The fact that crack cocaine and hip hop became the two biggest elements of urban street culture in the 1980s, suggests a new VH1 documentary, was not entirely coincidence.

"Planet Rock" (Sunday night at 10) doesn't suggest hip hop caused the crack epidemic, or vice versa. It does argue that they fed off each other, particularly hip hop off the crack culture.

To make the case, the producers talk with major rap stars like Snoop Dogg, B-Real of Cypress Hill and RZA and Raekwon of Wu-Tang Clan.

None of these artists have made any secret of their personal attraction to illegal substances, and while most of that conversation has centered on marijuana, they all talk here about the pervasiveness of crack on the streets in the '80s.

Specifically, "Planet Rock" finds several direct links between crack cocaine and hip hop.

A number of hip-hop artists, up to the level of today's megaentrepreneur Jay-Z, got their start selling crack on the streets.

Money from the crack industry helped underwrite the formation of several major rap labels.

The terminology of crack was lifted repeatedly in the rap game, from artist names like Kurtis Blow and T La Rock to lyrics about crack use and dealing.
The lyrics part may be the most obvious, "Planet Rock" suggests, because the lyrical foundation of rap was talking about what was happening in daily life. Nothing made a more exotic subject, in or out of urban areas, than drug dealing.

Exotic and forbidden doesn't always mean enticing, though, and "Planet Rock" doesn't argue that the blizzard of drug references in rap songs led any multitudes of otherwise clean-cut kids to throw their lives away.

It argues more strongly that hip hop was the messenger, letting the world know just how serious the crack problem had become.

"Planet Rock," wisely, spends a good deal of time reinforcing that message.
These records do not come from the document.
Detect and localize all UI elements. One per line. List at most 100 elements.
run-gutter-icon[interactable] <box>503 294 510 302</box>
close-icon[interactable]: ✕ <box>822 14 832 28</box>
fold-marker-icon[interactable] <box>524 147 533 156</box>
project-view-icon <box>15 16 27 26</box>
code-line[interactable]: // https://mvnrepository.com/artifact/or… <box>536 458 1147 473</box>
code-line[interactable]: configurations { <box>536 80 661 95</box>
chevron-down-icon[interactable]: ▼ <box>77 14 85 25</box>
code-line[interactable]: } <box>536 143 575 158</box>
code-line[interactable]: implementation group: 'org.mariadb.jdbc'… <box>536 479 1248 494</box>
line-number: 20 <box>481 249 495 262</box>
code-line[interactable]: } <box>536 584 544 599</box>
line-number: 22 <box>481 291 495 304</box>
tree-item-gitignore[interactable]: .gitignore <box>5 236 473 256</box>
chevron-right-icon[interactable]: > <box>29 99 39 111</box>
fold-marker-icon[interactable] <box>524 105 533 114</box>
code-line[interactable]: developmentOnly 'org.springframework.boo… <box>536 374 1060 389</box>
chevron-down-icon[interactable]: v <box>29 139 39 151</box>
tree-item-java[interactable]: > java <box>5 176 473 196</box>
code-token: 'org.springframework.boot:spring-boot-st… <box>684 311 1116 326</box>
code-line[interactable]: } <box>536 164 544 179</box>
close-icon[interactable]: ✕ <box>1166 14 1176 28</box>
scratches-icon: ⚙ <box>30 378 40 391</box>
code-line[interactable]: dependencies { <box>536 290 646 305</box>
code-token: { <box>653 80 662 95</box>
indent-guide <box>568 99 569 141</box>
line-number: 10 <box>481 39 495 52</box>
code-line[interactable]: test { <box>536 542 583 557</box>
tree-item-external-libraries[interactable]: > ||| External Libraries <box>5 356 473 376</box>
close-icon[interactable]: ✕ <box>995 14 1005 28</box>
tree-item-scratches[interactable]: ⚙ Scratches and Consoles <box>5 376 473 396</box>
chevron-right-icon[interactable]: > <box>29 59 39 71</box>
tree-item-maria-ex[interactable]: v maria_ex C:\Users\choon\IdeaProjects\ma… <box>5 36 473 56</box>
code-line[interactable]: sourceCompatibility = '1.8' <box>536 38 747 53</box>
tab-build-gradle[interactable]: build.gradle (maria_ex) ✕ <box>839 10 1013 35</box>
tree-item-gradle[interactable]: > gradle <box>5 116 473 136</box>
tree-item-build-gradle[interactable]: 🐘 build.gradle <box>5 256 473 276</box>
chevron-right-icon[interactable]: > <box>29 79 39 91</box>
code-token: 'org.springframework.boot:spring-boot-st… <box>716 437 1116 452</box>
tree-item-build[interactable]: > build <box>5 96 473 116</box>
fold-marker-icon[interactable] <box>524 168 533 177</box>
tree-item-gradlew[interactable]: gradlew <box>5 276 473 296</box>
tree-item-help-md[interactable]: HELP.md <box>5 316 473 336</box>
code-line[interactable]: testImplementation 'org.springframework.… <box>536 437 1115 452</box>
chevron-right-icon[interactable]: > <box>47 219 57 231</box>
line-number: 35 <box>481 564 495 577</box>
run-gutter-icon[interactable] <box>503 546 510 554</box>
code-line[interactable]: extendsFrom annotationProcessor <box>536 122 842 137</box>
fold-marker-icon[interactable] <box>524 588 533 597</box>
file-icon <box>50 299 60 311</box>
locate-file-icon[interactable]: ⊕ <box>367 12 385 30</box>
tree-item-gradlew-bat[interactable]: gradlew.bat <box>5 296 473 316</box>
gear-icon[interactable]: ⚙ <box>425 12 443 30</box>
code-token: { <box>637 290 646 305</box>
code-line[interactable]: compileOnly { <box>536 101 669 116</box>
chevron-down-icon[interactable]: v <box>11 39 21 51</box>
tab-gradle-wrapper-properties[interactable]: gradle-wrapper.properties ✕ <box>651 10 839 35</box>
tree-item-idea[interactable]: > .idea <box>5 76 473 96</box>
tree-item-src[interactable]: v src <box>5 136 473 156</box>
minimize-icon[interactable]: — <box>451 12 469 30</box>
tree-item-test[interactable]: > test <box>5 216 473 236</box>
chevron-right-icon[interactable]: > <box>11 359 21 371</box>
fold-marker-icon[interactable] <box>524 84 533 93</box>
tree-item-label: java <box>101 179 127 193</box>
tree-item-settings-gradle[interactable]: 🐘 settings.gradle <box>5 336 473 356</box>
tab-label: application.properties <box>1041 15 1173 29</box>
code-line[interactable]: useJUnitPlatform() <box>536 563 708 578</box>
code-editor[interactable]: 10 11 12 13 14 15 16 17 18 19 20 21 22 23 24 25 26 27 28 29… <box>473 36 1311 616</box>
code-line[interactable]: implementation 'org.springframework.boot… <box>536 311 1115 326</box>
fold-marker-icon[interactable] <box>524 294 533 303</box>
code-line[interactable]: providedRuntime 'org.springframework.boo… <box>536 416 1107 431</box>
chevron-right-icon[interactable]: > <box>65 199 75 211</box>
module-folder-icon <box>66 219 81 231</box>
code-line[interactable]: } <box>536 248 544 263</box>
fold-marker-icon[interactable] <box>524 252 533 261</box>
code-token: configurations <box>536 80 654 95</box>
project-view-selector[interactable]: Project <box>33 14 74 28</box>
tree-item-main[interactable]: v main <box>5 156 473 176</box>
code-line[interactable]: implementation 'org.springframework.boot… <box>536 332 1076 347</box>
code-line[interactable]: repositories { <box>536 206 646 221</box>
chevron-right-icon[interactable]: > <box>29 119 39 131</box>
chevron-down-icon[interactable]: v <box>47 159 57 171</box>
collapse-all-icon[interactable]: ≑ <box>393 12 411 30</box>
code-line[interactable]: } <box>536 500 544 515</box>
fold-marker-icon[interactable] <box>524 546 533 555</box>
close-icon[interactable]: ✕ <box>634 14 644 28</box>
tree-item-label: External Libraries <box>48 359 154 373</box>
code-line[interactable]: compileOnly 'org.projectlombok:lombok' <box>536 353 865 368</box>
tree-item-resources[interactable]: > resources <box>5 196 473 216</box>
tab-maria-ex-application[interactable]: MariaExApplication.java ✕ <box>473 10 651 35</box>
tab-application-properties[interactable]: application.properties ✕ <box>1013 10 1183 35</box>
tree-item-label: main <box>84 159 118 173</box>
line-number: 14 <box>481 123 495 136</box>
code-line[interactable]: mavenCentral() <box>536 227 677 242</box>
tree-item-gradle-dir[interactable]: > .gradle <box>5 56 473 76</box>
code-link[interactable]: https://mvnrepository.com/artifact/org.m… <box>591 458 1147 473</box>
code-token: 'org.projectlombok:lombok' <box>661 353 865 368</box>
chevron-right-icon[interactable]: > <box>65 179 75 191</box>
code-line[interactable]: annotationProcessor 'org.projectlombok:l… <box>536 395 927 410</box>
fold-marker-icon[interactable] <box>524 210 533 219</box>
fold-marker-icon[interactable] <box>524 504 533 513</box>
It traces the history of crack, a potent distillation of powder cocaine, and talks with a couple of the major 1980s crack dealers about how big an industry it had become.

Azie Faison from Harlem and Freeway Ricky Ross in L.A. became the modern-day equivalent of 1930s gangsters, celebrated as outlaws and rebels while they got rich off human misery.

While several former addicts here recall the first crack high with nostalgic pleasure, nothing in "Planet Rock" glamorizes it. It touches on ruined lives while focusing more strongly on ruined communities in which children were dealing crack before they were teenagers and many were convinced it was their only realistic shot at getting out.

Crack eventually dropped below epidemic levels, "Planet Rock" suggests. It does not suggest it has gone away. That remains its most somber message.